The city's new board immediately banned the treatment plant within the city limits and named the new Monterey Park. The name comes from an old government map that depicted the area's oak-covered hills as "Monterey Hills." When incorporated in 1916, it became known as "Monterrey Park," a nod to the city's location on the west side of San Francisco Bay.
In the early 19th century, the area we now call Monterey Park was bordered by the San Gabriel River and the Los Angeles River, as well as the Pacific Ocean. The Spaniards took it over as part of the famous mission San Gabriel - Arcangel, which later became a ranch in the New York City area and later the Rancho de los Angeles.
The observatory was opened and operated by the Los Angeles Astronomical Society until the city turned the land into a park and a former bunker house museum. Also within the city limits is the historic museum and the fully functioning observatory operated by the LA Astronomy Society as a fully functioning observatory. It opened in 1905 and has been operated for over 100 years with the help of the City of LA.
Students can come to the park, but also visitors from outside who want to learn more about California history. For more information on the history of Monterey Park, visit the California Historical Society website and the Los Angeles Astronomical Society website. Read more about the museum and observatory on the LA Astronomy Society Museum of California History website or visit this page to read more about it.
In the 1990s, two books on the history of Monterey Park were published by Temple University Press and the California Historical Society Museum of California History, both in English.
More about the museum can be found in the October 2012 architecture column of KCET: Monterey Park is also home to the California Historical Society Museum of California History and the Los Angeles Astronomical Society. The observatory in Garvey Ranch Park was a fully functioning observatory operated by the LA Astronomy Society, but its members died in the 1980s, so it is now under the control of the L.A. Astronomers' Association (LAASA). The Montereys Park Astronautical Society is the Los Angeles Astronomers Association and has been meeting there since 1987.
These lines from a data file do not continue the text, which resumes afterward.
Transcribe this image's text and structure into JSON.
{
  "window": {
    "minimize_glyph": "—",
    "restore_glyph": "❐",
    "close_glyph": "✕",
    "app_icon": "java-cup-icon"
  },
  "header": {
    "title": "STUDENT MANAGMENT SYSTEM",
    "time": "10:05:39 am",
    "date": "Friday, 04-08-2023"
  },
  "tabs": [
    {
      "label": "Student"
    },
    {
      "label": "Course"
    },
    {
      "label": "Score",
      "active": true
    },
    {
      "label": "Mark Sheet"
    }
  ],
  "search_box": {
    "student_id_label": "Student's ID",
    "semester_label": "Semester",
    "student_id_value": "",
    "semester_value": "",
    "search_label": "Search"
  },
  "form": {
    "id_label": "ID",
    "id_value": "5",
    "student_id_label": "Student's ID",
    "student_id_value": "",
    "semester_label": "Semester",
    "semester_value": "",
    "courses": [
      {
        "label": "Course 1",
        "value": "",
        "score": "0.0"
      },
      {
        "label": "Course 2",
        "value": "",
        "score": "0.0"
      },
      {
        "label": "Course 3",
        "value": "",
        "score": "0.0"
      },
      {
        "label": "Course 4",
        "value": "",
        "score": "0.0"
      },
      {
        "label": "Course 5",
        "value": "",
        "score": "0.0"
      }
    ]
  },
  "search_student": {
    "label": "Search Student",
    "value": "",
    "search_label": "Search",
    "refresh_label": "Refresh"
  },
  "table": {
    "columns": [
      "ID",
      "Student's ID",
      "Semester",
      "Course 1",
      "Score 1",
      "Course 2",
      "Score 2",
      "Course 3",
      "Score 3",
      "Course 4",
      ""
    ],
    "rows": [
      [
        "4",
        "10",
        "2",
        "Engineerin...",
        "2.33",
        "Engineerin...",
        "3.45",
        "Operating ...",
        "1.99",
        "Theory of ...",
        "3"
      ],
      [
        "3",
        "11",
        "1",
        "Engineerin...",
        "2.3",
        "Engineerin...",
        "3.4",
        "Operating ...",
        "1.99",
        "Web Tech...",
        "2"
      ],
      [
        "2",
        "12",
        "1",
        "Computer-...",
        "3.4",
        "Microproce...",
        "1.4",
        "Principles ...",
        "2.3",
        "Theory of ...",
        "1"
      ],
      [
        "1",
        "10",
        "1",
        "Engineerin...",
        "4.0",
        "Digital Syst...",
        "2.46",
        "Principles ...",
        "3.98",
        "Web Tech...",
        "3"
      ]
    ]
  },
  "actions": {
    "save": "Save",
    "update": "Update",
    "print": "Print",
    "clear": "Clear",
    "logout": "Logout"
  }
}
The second wave of the 1970s preferred to rely on existing support networks, such as the Monterey Park Chamber of Commerce and Monterey Park Community College. Small-town values became more important than ever in the mid-1970s and early 1980s, and residents supported the development of a community center, public library, and school system.
Compared to Little Tokyo, Monterey Park's first outstanding asset was its geographical location in the heart of the San Gabriel Valley, north of downtown Los Angeles. This central location brought the city of San Fernando Valley and its neighboring communities within striking distance. Located on the western edge of a large metropolitan area with a population of about 1.5 million, it was an ideal location for housing, retail and office development, as well as a connection to the surrounding San Gabriel Valley and the Rowland Heights neighborhood. By the mid-1970s, many of these racial problems had faded, and Monterey Park became one of California's most diverse neighborhoods with many ethnic groups.
Monterey Park had an ideal transit system, ideal for transit connected by major highways, and an excellent connection to the city of San Fernando Valley.
Several natural attractions in the area bear the name Monterey, such as the Monterey Hills and the Montery Trail. Richard Garvey's name is a nod to the road he took as a postman and later owned the San Fernando Valley Highway, which passed through the city of Montebello on its way to Los Angeles. The local officials named the town after him for this and several other reasons. We are told that on the border between Monterey Park and MonteBello is an area called Yokohama Village, home to a Japanese-American community from the 1920s.